Contract transferred from Bell MTS to Telus, but do you have to move?

Many Manitobans have recently opened their mail to find a letter telling them that they are being moved to a new cellphone provider.

If customers chose not to make that switch there is no termination fee, Telus spokesperson says

Some Manitobans are receiving letters that they have a new cellphone provider. (Sean Gallup/Getty Images)

Many Manitobans have recently opened their mail to find a letter telling them that they are being moved to a new cellphone provider.

But customers don't actually have to go to Telus.

"As you may know, Bell recently completed its purchase of MTS. The federal Competition Bureau has required Bell to transfer a number of MTS wireless contracts to TELUS as part of its approval process. Your contract is one of those being transferred," the letter from MTS said.

BCE Inc. bought Manitoba Telecom Services Inc. in a deal valued at $3.9 billion, which created Bell MTS. Bell picked up approximately 710,000 wireless, internet and internet protocol TV customers in Manitoba, representing an increase of five per cent in its total broadband service subscribers.

But part of the deal meant BCE agreed to sell about one-quarter of Manitoba Telecom's monthly contract wireless customers, impacting about 100,000 people, to Vancouver-based Telus Corp. in a $300-million deal.

Bell MTS recently started notifying people by mail, including a welcoming letter from Telus, instructions on how to switch providers and get a new Telus SIM card.

It's left a lot of people going to social media with concerns about the move.

However, just because you get the letter doesn't mean you have to go to Telus.

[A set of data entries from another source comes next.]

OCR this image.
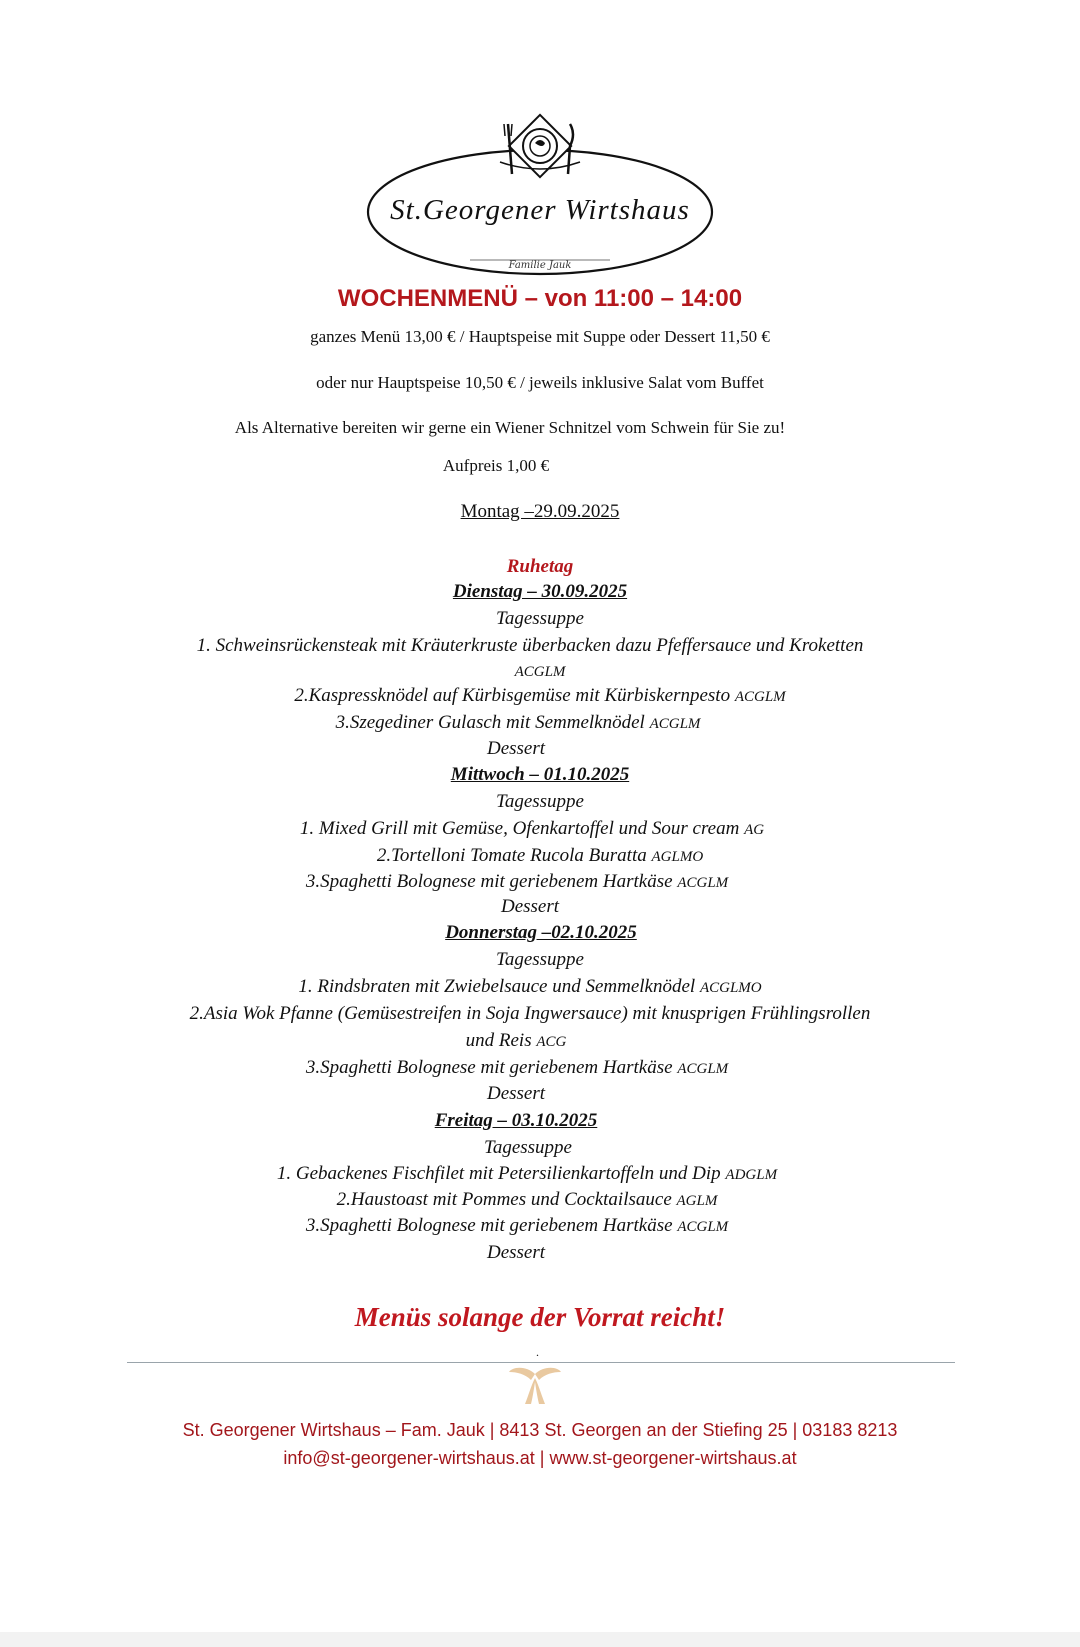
St.Georgener Wirtshaus
Familie Jauk
WOCHENMENÜ – von 11:00 – 14:00
ganzes Menü 13,00 € / Hauptspeise mit Suppe oder Dessert 11,50 €
oder nur Hauptspeise 10,50 € / jeweils inklusive Salat vom Buffet
Als Alternative bereiten wir gerne ein Wiener Schnitzel vom Schwein für Sie zu!
Aufpreis 1,00 €
Montag –29.09.2025
Ruhetag
Dienstag – 30.09.2025
Tagessuppe
1. Schweinsrückensteak mit Kräuterkruste überbacken dazu Pfeffersauce und Kroketten
ACGLM
2.Kaspressknödel auf Kürbisgemüse mit Kürbiskernpesto ACGLM
3.Szegediner Gulasch mit Semmelknödel ACGLM
Dessert
Mittwoch – 01.10.2025
Tagessuppe
1. Mixed Grill mit Gemüse, Ofenkartoffel und Sour cream AG
2.Tortelloni Tomate Rucola Buratta AGLMO
3.Spaghetti Bolognese mit geriebenem Hartkäse ACGLM
Dessert
Donnerstag –02.10.2025
Tagessuppe
1. Rindsbraten mit Zwiebelsauce und Semmelknödel ACGLMO
2.Asia Wok Pfanne (Gemüsestreifen in Soja Ingwersauce) mit knusprigen Frühlingsrollen
und Reis ACG
3.Spaghetti Bolognese mit geriebenem Hartkäse ACGLM
Dessert
Freitag – 03.10.2025
Tagessuppe
1. Gebackenes Fischfilet mit Petersilienkartoffeln und Dip ADGLM
2.Haustoast mit Pommes und Cocktailsauce AGLM
3.Spaghetti Bolognese mit geriebenem Hartkäse ACGLM
Dessert
Menüs solange der Vorrat reicht!
.
St. Georgener Wirtshaus – Fam. Jauk | 8413 St. Georgen an der Stiefing 25 | 03183 8213
info@st-georgener-wirtshaus.at | www.st-georgener-wirtshaus.at
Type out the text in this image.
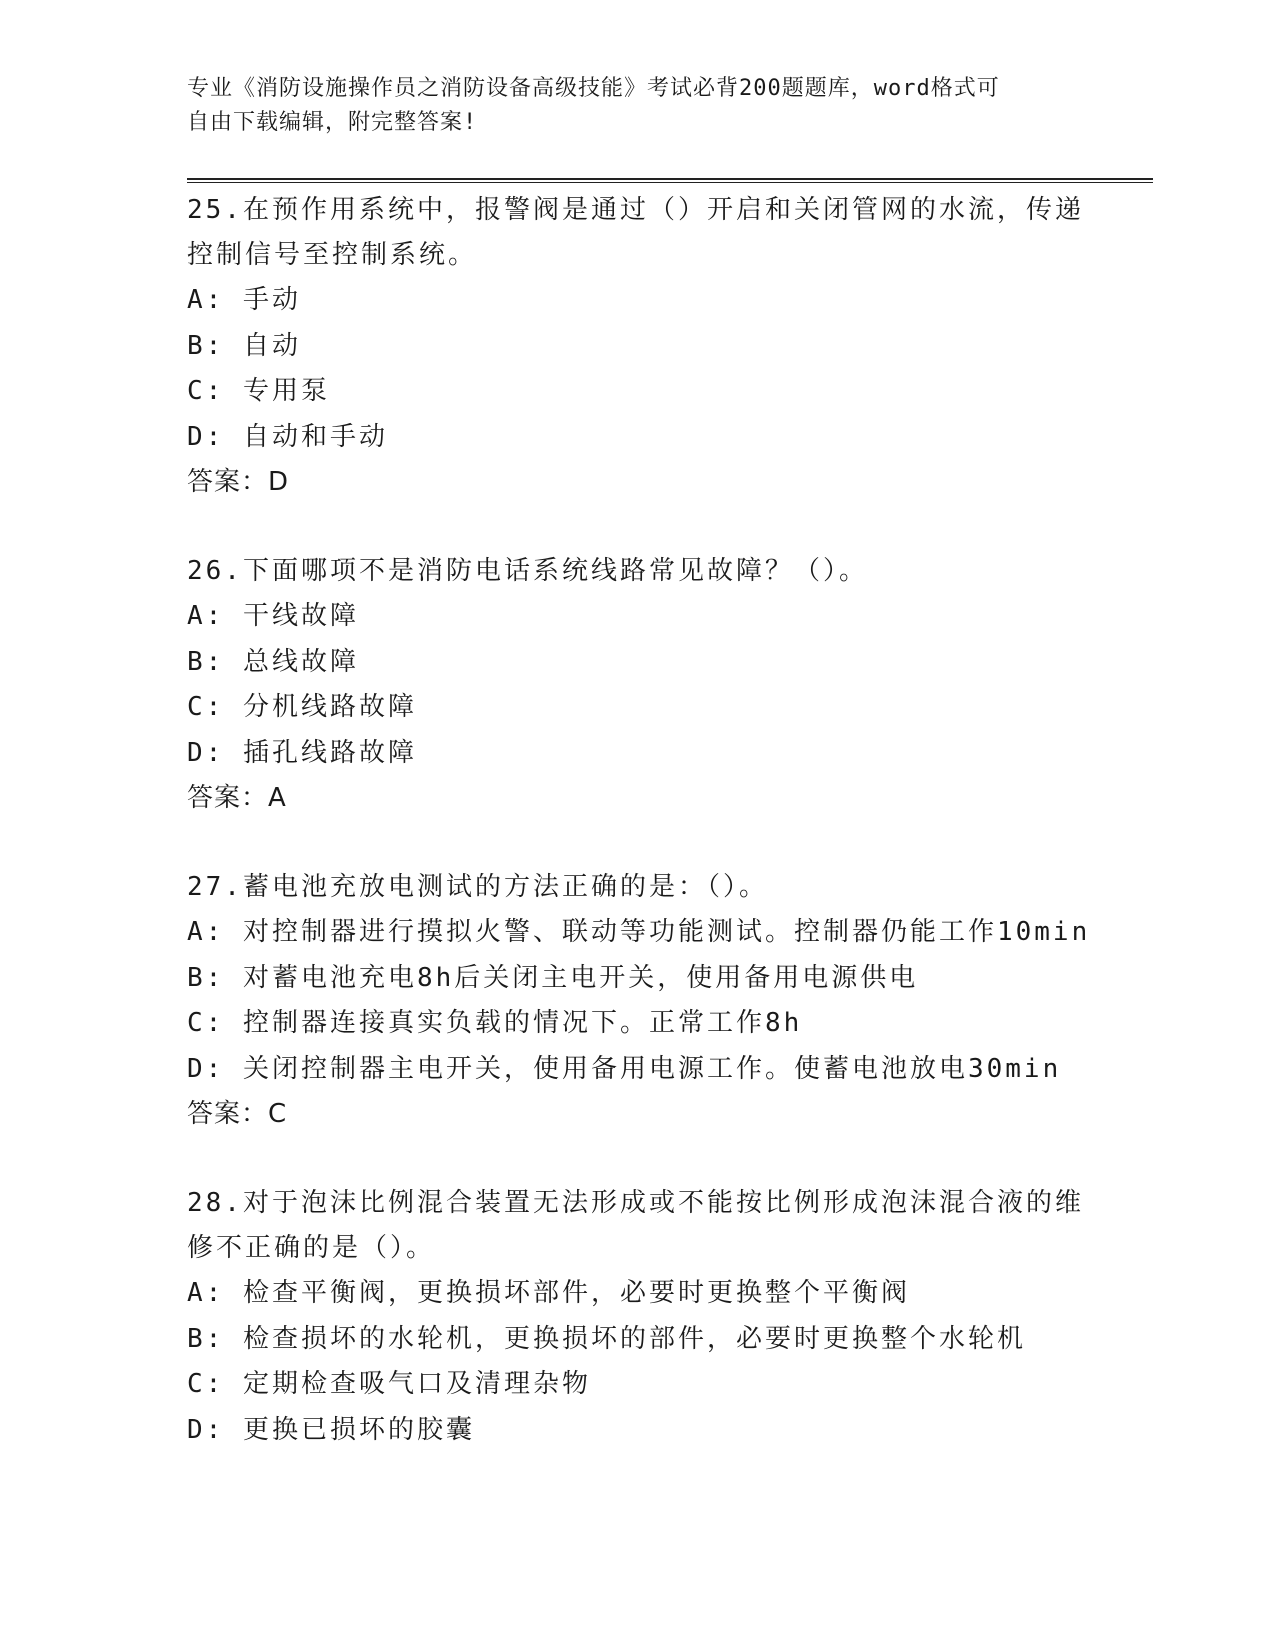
专业《消防设施操作员之消防设备高级技能》考试必背200题题库，word格式可
自由下载编辑，附完整答案!

25.在预作用系统中，报警阀是通过（）开启和关闭管网的水流，传递

控制信号至控制系统。

A: 手动

B: 自动

C: 专用泵

D: 自动和手动

答案：D

26.下面哪项不是消防电话系统线路常见故障？（）。

A: 干线故障

B: 总线故障

C: 分机线路故障

D: 插孔线路故障

答案：A

27.蓄电池充放电测试的方法正确的是：（）。

A: 对控制器进行摸拟火警、联动等功能测试。控制器仍能工作10min

B: 对蓄电池充电8h后关闭主电开关，使用备用电源供电

C: 控制器连接真实负载的情况下。正常工作8h

D: 关闭控制器主电开关，使用备用电源工作。使蓄电池放电30min

答案：C

28.对于泡沫比例混合装置无法形成或不能按比例形成泡沫混合液的维

修不正确的是（）。

A: 检查平衡阀，更换损坏部件，必要时更换整个平衡阀

B: 检查损坏的水轮机，更换损坏的部件，必要时更换整个水轮机

C: 定期检查吸气口及清理杂物

D: 更换已损坏的胶囊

"Ultimately every customer does have a choice in who their network provider is … and if customers are choosing not to make that switch there is no termination fee," said Liz Sauve, a Telus spokesperson.

If people decide to make the transition, Sauve said they will be able to keep their cell numbers and she hopes people will give the company a chance.

"Customers can transition over to Telus worry-free because you are really coming with that same contract," she said.

"We understand that change can be daunting."

A new network-sharing agreement between Telus and Bell also means that outside of major centres, both companies are on the same network across the province. So people are roaming on the same 4G LTE network.

While people are not being forced to switch, Sauve said Telus is working to make it worth customers' while. 

"We are really hoping to win over Manitobans," Sauve said.